In a worst-case scenario, if you fall through the ice at the face of the glacier, it will take firefighters about 10 minutes from the time they are called out to get to the visitor center, 1 and a half miles away.
Then the crew needs to assemble and a risk-benefit analysis has to be conducted — maybe another half-hour.
“I have to get the team out there safely, to where we can stage,” Johns explained.
How long it takes to get to the rescue site from there depends on a number of factors, including distance and ice conditions.
That’s why knowing how to self-rescue or safely rescue others can make a huge difference, Johns said.
“We really push that,” he said.
Both Craig and Johns said that Nugget Falls and the face of the glacier are the most dangerous places for people to venture.
Craig didn’t have statistics on the frequency of falls through the ice, because, she said, most people don’t let them know when there’s been an incident.
“We hear about it after the fact, or from someone else,” she said.

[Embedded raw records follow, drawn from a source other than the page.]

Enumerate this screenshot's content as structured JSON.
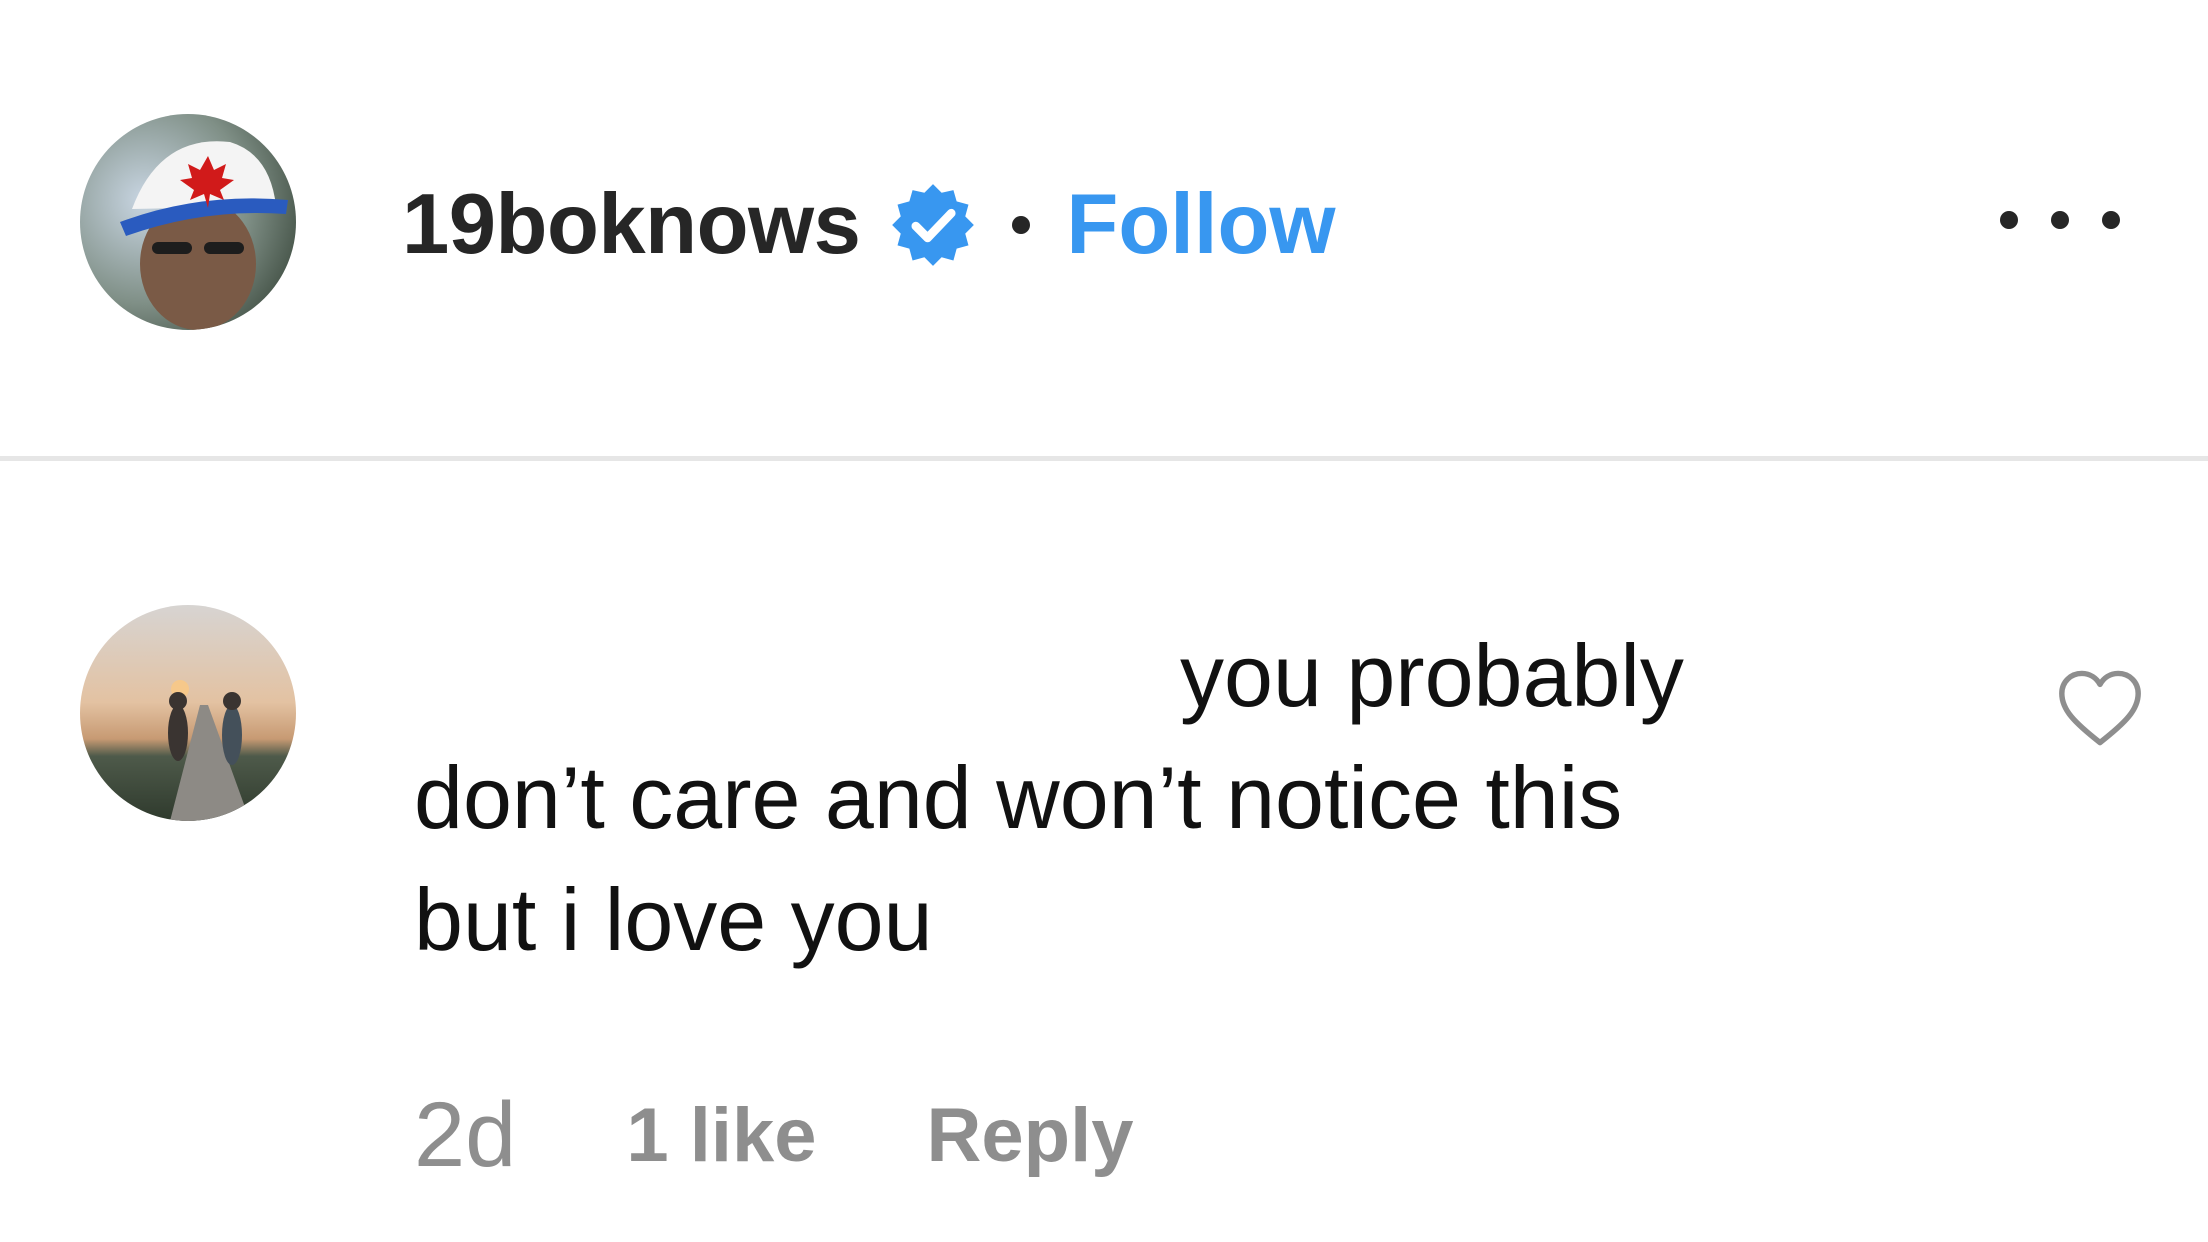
{
  "post_header": {
    "username": "19boknows",
    "verified": true,
    "verified_icon": "verified-badge-icon",
    "separator": "•",
    "follow_label": "Follow",
    "more_icon": "more-options-icon"
  },
  "comment": {
    "text_lines": [
      "you probably",
      "don’t care and won’t notice this",
      "but i love you"
    ],
    "timestamp": "2d",
    "likes_label": "1 like",
    "reply_label": "Reply",
    "like_icon": "heart-outline-icon"
  },
  "colors": {
    "accent": "#3897f0",
    "text": "#262626",
    "muted": "#8e8e8e",
    "divider": "#e6e6e6"
  }
}
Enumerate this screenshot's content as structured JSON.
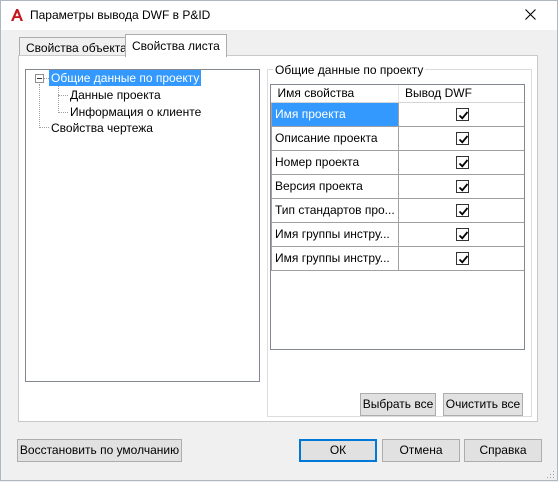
{
  "window": {
    "title": "Параметры вывода DWF в P&ID",
    "icon": "autocad-a-icon",
    "close_icon": "close-icon"
  },
  "tabs": [
    {
      "label": "Свойства объекта",
      "active": false
    },
    {
      "label": "Свойства листа",
      "active": true
    }
  ],
  "tree": {
    "root": {
      "label": "Общие данные по проекту",
      "selected": true,
      "expanded": true
    },
    "children": [
      {
        "label": "Данные проекта"
      },
      {
        "label": "Информация о клиенте"
      }
    ],
    "sibling": {
      "label": "Свойства чертежа"
    }
  },
  "group": {
    "label": "Общие данные по проекту",
    "columns": [
      "Имя свойства",
      "Вывод DWF"
    ],
    "rows": [
      {
        "name": "Имя проекта",
        "checked": true,
        "selected": true
      },
      {
        "name": "Описание проекта",
        "checked": true,
        "selected": false
      },
      {
        "name": "Номер проекта",
        "checked": true,
        "selected": false
      },
      {
        "name": "Версия проекта",
        "checked": true,
        "selected": false
      },
      {
        "name": "Тип стандартов про...",
        "checked": true,
        "selected": false
      },
      {
        "name": "Имя группы инстру...",
        "checked": true,
        "selected": false
      },
      {
        "name": "Имя группы инстру...",
        "checked": true,
        "selected": false
      }
    ],
    "select_all_label": "Выбрать все",
    "clear_all_label": "Очистить все"
  },
  "footer": {
    "restore_label": "Восстановить по умолчанию",
    "ok_label": "ОК",
    "cancel_label": "Отмена",
    "help_label": "Справка"
  },
  "colors": {
    "selection": "#3399ff",
    "app_icon_red": "#c4161c",
    "default_button_border": "#0078d7"
  }
}
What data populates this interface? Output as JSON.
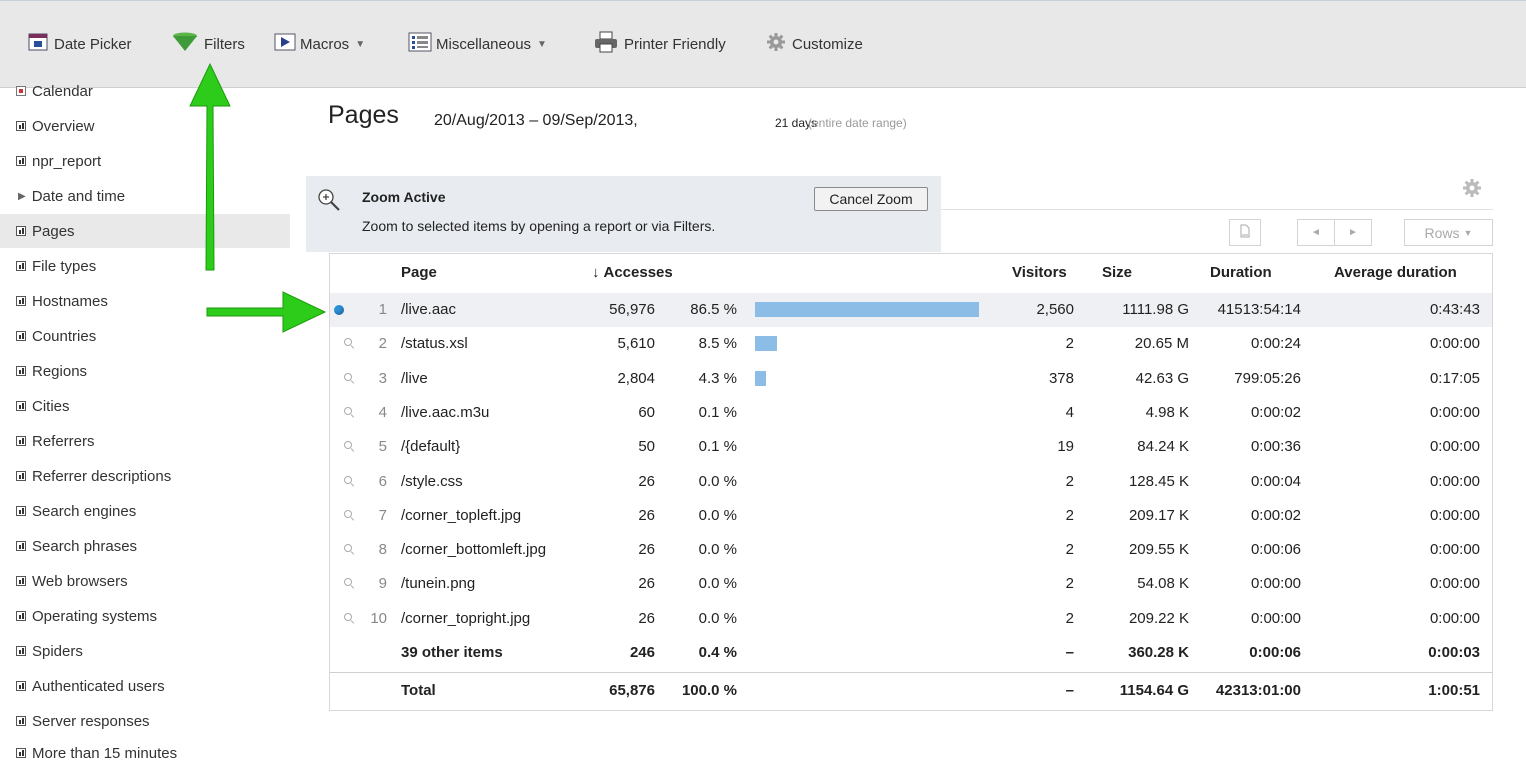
{
  "toolbar": {
    "items": [
      {
        "label": "Date Picker",
        "icon": "calendar-icon"
      },
      {
        "label": "Filters",
        "icon": "funnel-icon"
      },
      {
        "label": "Macros",
        "icon": "play-icon",
        "dropdown": true
      },
      {
        "label": "Miscellaneous",
        "icon": "list-icon",
        "dropdown": true
      },
      {
        "label": "Printer Friendly",
        "icon": "printer-icon"
      },
      {
        "label": "Customize",
        "icon": "gear-icon"
      }
    ]
  },
  "sidebar": {
    "items": [
      {
        "label": "Calendar",
        "icon": "calendar-icon"
      },
      {
        "label": "Overview",
        "icon": "bar-chart-icon"
      },
      {
        "label": "npr_report",
        "icon": "bar-chart-icon"
      },
      {
        "label": "Date and time",
        "icon": "triangle-right-icon"
      },
      {
        "label": "Pages",
        "icon": "bar-chart-icon",
        "active": true
      },
      {
        "label": "File types",
        "icon": "bar-chart-icon"
      },
      {
        "label": "Hostnames",
        "icon": "bar-chart-icon"
      },
      {
        "label": "Countries",
        "icon": "bar-chart-icon"
      },
      {
        "label": "Regions",
        "icon": "bar-chart-icon"
      },
      {
        "label": "Cities",
        "icon": "bar-chart-icon"
      },
      {
        "label": "Referrers",
        "icon": "bar-chart-icon"
      },
      {
        "label": "Referrer descriptions",
        "icon": "bar-chart-icon"
      },
      {
        "label": "Search engines",
        "icon": "bar-chart-icon"
      },
      {
        "label": "Search phrases",
        "icon": "bar-chart-icon"
      },
      {
        "label": "Web browsers",
        "icon": "bar-chart-icon"
      },
      {
        "label": "Operating systems",
        "icon": "bar-chart-icon"
      },
      {
        "label": "Spiders",
        "icon": "bar-chart-icon"
      },
      {
        "label": "Authenticated users",
        "icon": "bar-chart-icon"
      },
      {
        "label": "Server responses",
        "icon": "bar-chart-icon"
      },
      {
        "label": "More than 15 minutes",
        "icon": "bar-chart-icon"
      }
    ]
  },
  "header": {
    "title": "Pages",
    "date_range": "20/Aug/2013 – 09/Sep/2013,",
    "days": "21 days",
    "range_note": "(entire date range)"
  },
  "zoom": {
    "title": "Zoom Active",
    "description": "Zoom to selected items by opening a report or via Filters.",
    "cancel_label": "Cancel Zoom"
  },
  "pager": {
    "rows_label": "Rows",
    "prev": "◄",
    "next": "►"
  },
  "table": {
    "columns": {
      "page": "Page",
      "accesses": "Accesses",
      "visitors": "Visitors",
      "size": "Size",
      "duration": "Duration",
      "avg_duration": "Average duration"
    },
    "rows": [
      {
        "num": "1",
        "page": "/live.aac",
        "accesses": "56,976",
        "percent": "86.5 %",
        "share": 0.865,
        "visitors": "2,560",
        "size": "1111.98 G",
        "duration": "41513:54:14",
        "avg": "0:43:43",
        "selected": true
      },
      {
        "num": "2",
        "page": "/status.xsl",
        "accesses": "5,610",
        "percent": "8.5 %",
        "share": 0.085,
        "visitors": "2",
        "size": "20.65 M",
        "duration": "0:00:24",
        "avg": "0:00:00"
      },
      {
        "num": "3",
        "page": "/live",
        "accesses": "2,804",
        "percent": "4.3 %",
        "share": 0.043,
        "visitors": "378",
        "size": "42.63 G",
        "duration": "799:05:26",
        "avg": "0:17:05"
      },
      {
        "num": "4",
        "page": "/live.aac.m3u",
        "accesses": "60",
        "percent": "0.1 %",
        "share": 0.001,
        "visitors": "4",
        "size": "4.98 K",
        "duration": "0:00:02",
        "avg": "0:00:00"
      },
      {
        "num": "5",
        "page": "/{default}",
        "accesses": "50",
        "percent": "0.1 %",
        "share": 0.001,
        "visitors": "19",
        "size": "84.24 K",
        "duration": "0:00:36",
        "avg": "0:00:00"
      },
      {
        "num": "6",
        "page": "/style.css",
        "accesses": "26",
        "percent": "0.0 %",
        "share": 0,
        "visitors": "2",
        "size": "128.45 K",
        "duration": "0:00:04",
        "avg": "0:00:00"
      },
      {
        "num": "7",
        "page": "/corner_topleft.jpg",
        "accesses": "26",
        "percent": "0.0 %",
        "share": 0,
        "visitors": "2",
        "size": "209.17 K",
        "duration": "0:00:02",
        "avg": "0:00:00"
      },
      {
        "num": "8",
        "page": "/corner_bottomleft.jpg",
        "accesses": "26",
        "percent": "0.0 %",
        "share": 0,
        "visitors": "2",
        "size": "209.55 K",
        "duration": "0:00:06",
        "avg": "0:00:00"
      },
      {
        "num": "9",
        "page": "/tunein.png",
        "accesses": "26",
        "percent": "0.0 %",
        "share": 0,
        "visitors": "2",
        "size": "54.08 K",
        "duration": "0:00:00",
        "avg": "0:00:00"
      },
      {
        "num": "10",
        "page": "/corner_topright.jpg",
        "accesses": "26",
        "percent": "0.0 %",
        "share": 0,
        "visitors": "2",
        "size": "209.22 K",
        "duration": "0:00:00",
        "avg": "0:00:00"
      }
    ],
    "other": {
      "page": "39 other items",
      "accesses": "246",
      "percent": "0.4 %",
      "visitors": "–",
      "size": "360.28 K",
      "duration": "0:00:06",
      "avg": "0:00:03"
    },
    "total": {
      "page": "Total",
      "accesses": "65,876",
      "percent": "100.0 %",
      "visitors": "–",
      "size": "1154.64 G",
      "duration": "42313:01:00",
      "avg": "1:00:51"
    }
  },
  "colors": {
    "bar": "#8cbde6",
    "annotation_arrow": "#2ecc1a",
    "selected_dot": "#2b8fd6"
  }
}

She estimated, however, that someone goes through every weekend.
There hasn’t been a human fatality in a really long time, Craig said. But that danger is ever-present.
“People do foolish things because they don’t know any better,” she said. “They will stand under the equivalent of a five-story building, on thin ice above 200 feet of icy water.”
“It’s the sword of Damocles,” she said. “It’s hanging by a thread. It could crush someone or it could shatter the lake.”
Many people don’t realize, for one, that the glacier is not frozen to the land, and that the friction creates an undertow. And, she added, rock slides will break up the ice, as will calvings from the face of the glacier. The glacier calves fairly regularly, creating a concussion wave that can knock people off their feet and break the ice.
Craig said she has lived here 50 years – but still found herself in shock after she saw what she described as a “small” calving turn the whole right side of the lake into “snowcone ice.”
“I had no idea that could happen,” she said. “Before I worked here, I thought the (lake ice) was stable. Now that I know more, no way would I go out there.”
The Forest Service doesn’t prohibit people from going on the ice. Craig just wants them to understand the risks they’re taking.
And, she said, they need to think about the fact that when they take this kind of risk, they are asking potential rescuers to take that same risk.
“If someone lost their life, how would you feel?” she asked. “You need to understand the risks and assume that responsibility.”